When the old ways don’t work don’t blame us for trying something new

Yesterday I attended the opening of the Forum on Media and Economic Development in a Globalised World, organized by the Commonwealth Secretariat and the Government of Rwanda, and I must say, I was challenged by one of the speakers, Prof Charles Okigba. As a rule I hate attending conferences because they rarely actually effect any change and all they end up being is a glorified talking shop, where the speakers ‘speak’ just to hear the cadence of their own voices

Yesterday I attended the opening of the Forum on Media and Economic Development in a Globalised World, organized by the Commonwealth Secretariat and the Government of Rwanda, and I must say, I was challenged by one of the speakers, Prof Charles Okigba.

As a rule I hate attending conferences because they rarely actually effect any change and all they end up being is a glorified talking shop, where the speakers ‘speak’ just to hear the cadence of their own voices. But Prof. Okigba was a revelation, at least to me.

Prof. Okigba, a don in North Dakota State University and a communication specialist, presented a paper on ‘Communication for development- Adaptation in a globalised world’.

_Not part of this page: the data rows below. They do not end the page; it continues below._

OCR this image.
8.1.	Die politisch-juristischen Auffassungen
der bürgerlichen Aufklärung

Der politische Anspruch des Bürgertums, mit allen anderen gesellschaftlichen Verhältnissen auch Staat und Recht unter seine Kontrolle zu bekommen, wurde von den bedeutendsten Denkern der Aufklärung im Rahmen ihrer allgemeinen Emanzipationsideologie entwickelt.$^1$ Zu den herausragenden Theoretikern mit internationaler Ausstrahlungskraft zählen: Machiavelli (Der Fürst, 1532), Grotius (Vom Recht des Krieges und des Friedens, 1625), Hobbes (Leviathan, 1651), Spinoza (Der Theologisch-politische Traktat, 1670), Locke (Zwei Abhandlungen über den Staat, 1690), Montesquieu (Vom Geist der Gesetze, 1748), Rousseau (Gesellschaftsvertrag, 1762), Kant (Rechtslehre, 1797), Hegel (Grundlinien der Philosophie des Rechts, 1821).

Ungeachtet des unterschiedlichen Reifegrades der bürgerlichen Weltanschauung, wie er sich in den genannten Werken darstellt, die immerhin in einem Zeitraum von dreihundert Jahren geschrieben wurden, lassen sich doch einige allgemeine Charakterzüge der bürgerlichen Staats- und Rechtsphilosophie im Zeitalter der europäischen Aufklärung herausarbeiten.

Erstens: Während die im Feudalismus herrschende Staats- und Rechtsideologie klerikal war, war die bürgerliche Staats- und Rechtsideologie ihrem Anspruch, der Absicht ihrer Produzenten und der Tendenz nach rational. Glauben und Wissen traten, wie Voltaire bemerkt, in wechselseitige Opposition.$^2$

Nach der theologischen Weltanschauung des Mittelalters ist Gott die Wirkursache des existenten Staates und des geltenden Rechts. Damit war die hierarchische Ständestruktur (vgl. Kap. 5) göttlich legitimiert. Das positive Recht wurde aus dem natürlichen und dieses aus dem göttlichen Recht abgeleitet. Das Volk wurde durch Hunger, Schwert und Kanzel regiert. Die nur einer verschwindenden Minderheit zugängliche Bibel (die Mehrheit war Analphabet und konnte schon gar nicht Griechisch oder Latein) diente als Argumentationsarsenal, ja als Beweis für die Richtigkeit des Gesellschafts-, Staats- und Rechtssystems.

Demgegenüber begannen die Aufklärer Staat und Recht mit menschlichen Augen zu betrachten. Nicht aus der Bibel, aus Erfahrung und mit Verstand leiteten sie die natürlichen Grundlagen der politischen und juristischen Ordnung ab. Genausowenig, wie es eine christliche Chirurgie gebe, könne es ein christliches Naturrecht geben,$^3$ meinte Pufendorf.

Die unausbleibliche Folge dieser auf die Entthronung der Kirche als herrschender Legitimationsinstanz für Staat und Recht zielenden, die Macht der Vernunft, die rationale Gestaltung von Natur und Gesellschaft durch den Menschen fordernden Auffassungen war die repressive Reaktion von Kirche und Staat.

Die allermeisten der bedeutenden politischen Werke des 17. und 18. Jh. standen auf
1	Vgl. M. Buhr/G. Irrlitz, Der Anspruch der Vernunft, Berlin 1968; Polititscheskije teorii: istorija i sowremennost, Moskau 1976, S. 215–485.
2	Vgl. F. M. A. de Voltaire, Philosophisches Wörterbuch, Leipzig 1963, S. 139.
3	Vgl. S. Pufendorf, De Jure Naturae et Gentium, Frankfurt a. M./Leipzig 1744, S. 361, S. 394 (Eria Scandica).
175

While he talked about many things, what I took away from his presentation was that we had to change the dominant paradigm vis-à-vis communication if we are to effectively manage communication as a tool for development. In a nutshell he said, and I certainly hope that the good professor finds a way to correct me if I’m wrong, the ‘classical’ methods of communication, which we swallowed hook, line and sinker from the West, have not brought us the development that we expected.

Therefore, we need, as Africans, to find our own methodologies in communication to get our messages across to our populaces. 

I find this argument extremely relevant as a Rwandan because, for too long, OUR solutions for OUR problems have been misconstrued and deemed ‘unworkable and uncivilised’.

One of the issues that Rwanda, as a nation, has been facing is the misconception that the government is a ‘press predator’. The only reason that the government is being called that is because the ‘communication paradigm’ is western in value and doesn’t acknowledge the realities of the Rwandan situation.

If we change the dominant paradigm and base the workings of the press on the needs of the people, then we would be able to change the conversation from ‘predator of the press’ to ‘protector of the people’.  For example, one of the pillars of the 1994 Genocide against the Tutsi was the hate media that was led by Kangura.

Kangura enjoyed ‘freedom of the press’ but ignored wholeheartedly the ‘responsibility of the press’.   Since the dark days, the local media has made baby steps on the road to redemption, but for someone to say that the Rwandan media is ready to be unleashed in all its glory is foolhardy.

The challenges that Rwanda is facing are solved with local solutions. The situation in the media isn’t any different.

On a totally different note, I was shocked to find myself a target in the hate campaign my government is facing. I’m simply a writer but if you read the article ‘Seven signs that signal the decline and fall of Paul Kagame’s regime’ written by Dr. Theogene Rudasingwa, you’d think that I am a crack trooper in some kind of fascist army. 

After calling me ‘young mind’ (which is true) he continues writing “every evil regime has its henchmen and sycophants”. It amazes me that this kind of reasoning is employed by someone who went to school.

Just because I believe in something doesn’t make me a henchman or a sycophant; it simply means that I have taken a stand and I have principles. I don’t think that my government is perfect. 

No government is. Because I believe that the men and women are working as hard as they can to give me and my family the best future they can, I support them. I’m inherently selfish.

If a government consisting of my father, uncle and grandmother didn’t give me what I need, I’d not support them. So, when you call me a ‘young mind’ (like your more intelligent than I am simply because you are older) that is ‘sycophantic’ I feel insulted.

This ‘young mind’ see’s through you. I pray you give me something more to chew on intellectually one of these days, but until then I’m not convinced. I went to school you know.